- The Washington Times - Saturday, November 23, 2002

President Bush's visit to the North Atlantic Treaty Organization (NATO) summit this week in Prague marked a triumph for a man critics once dubbed a lightweight on foreign policy. This trip Mr. Bush's 11th abroad was a far cry from his first European visit in June 2001. [NATO leaders united Thursday in pledging "full support" for the U.S.-led effort to secure Iraqi compliance with United Nations disarmament resolutions.]

On Mr. Bush's first visit, the Europeans derided the new American president mercilessly. "No one," sniffed the Spanish paper El Pais, "has ever bothered more people in less time."

Most Europeans sang a different tune this week. The president's role in arguing for the most important expansion of NATO's mission in the alliance's 53-year history demonstrated real leadership. No longer is Mr. Bush the foreign-policy neophyte but a tested war leader who understands why NATO must change if it is to remain relevant.

The president is pushing for NATO to make the war on terrorism its top priority and will support the inclusion of several new nations into the NATO alliance, including three countries that were once part of the Soviet Union: Lithuania, Latvia and Estonia.

NATO was formed in the aftermath of World War II as a bulwark against the expansionist policies of the Soviet Union.
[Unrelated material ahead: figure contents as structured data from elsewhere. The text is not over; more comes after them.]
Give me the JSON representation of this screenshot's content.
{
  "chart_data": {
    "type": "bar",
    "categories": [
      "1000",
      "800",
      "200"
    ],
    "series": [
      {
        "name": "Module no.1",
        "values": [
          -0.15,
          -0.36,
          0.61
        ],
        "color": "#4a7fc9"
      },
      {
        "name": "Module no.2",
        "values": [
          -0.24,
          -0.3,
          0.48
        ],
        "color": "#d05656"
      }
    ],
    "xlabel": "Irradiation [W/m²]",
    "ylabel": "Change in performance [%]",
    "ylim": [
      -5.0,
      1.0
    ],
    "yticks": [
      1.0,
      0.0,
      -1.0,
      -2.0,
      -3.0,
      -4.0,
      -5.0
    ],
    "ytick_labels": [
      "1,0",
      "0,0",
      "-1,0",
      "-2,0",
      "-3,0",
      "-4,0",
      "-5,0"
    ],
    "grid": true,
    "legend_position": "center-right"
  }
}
Throughout the Cold War, the United States led NATO in keeping Western Europe free. With the demise of the Soviet Union and the collapse of communism in Eastern Europe, however, NATO's role has been less clear.

Even as NATO expanded its membership from its original 12 countries to an expected 26 members after this summit, it seemed to lose its bearings as the premier military alliance in the world. Military alliances, after all, are formed to protect members from a perceived common threat. With Soviet imperialism no longer threatening Europe and the world, what need was there for NATO?

September 11 changed that perception, however. If the United States the most powerful nation in the history of the world could be attacked by a group of Muslim fanatics whose weapons were commandeered civilian airplanes loaded with fuel, what countries were safe? Europe, with its large Muslim populations in countries like France, Germany and Spain, seemed even more vulnerable than the United States. Islamic terrorists have replaced the Soviet Union as NATO's raison d'etre. Unless nations band together to fight this unconventional threat, no Western country will be immune from attacks on its citizens.

The central U.S. proposal is for a 21,000-strong NATO rapid response force able to strike on short notice at menacing regimes and terrorists anywhere in the world. Although much of the attention this week was directed toward whether President Bush would be able to garner unconditional NATO support for the anticipated U.S. war against Iraq, the president had another challenge as well. If NATO members, especially the wealthier nations, are to be equal partners in the war against terrorism, their military capabilities must improve. Yet many NATO members' defenses lag far behind, especially against chemical, biological and nuclear threats.

Mr. Bush offered his own example of how "some nations can specialize and provide excellence," citing the Czech Republic's expertise on countering biological and chemical attacks.

Most European nations have not increased their defense spending, even in the wake of this new threat. A new report by a Virginia-based think tank, the U.S. Center for Research and Education on Strategy and Technology, notes that only a handful of European countries will increase military spending in the coming year, while Germany a vital NATO member intends to cut spending. [NATO decided Thursday to lease some 15 U.S. C-17 transport planes, to help fill a gap in its ability to move troops pending the launch of a new European military transport aircraft, officials said.]

For more than 50 years, the United States spent trillions of dollars protecting Western Europe from the Soviet threat through NATO. Now it's Europe's turn to help the United States and itself remain free from the threat posed by Islamic extremists. President Bush made this case to his colleagues in Prague and encouraged them to improve their own military capabilities. In addition to the creation of a new NATO rapid-response force able to respond to threats to members outside alliance territory, the president needs to convince our allies to beef up their military spending.

This is a tall order for the man many of these same leaders once disdained. But President Bush has surpassed European expectations nearly every time he has gone overseas, and it's likely he did so again this time.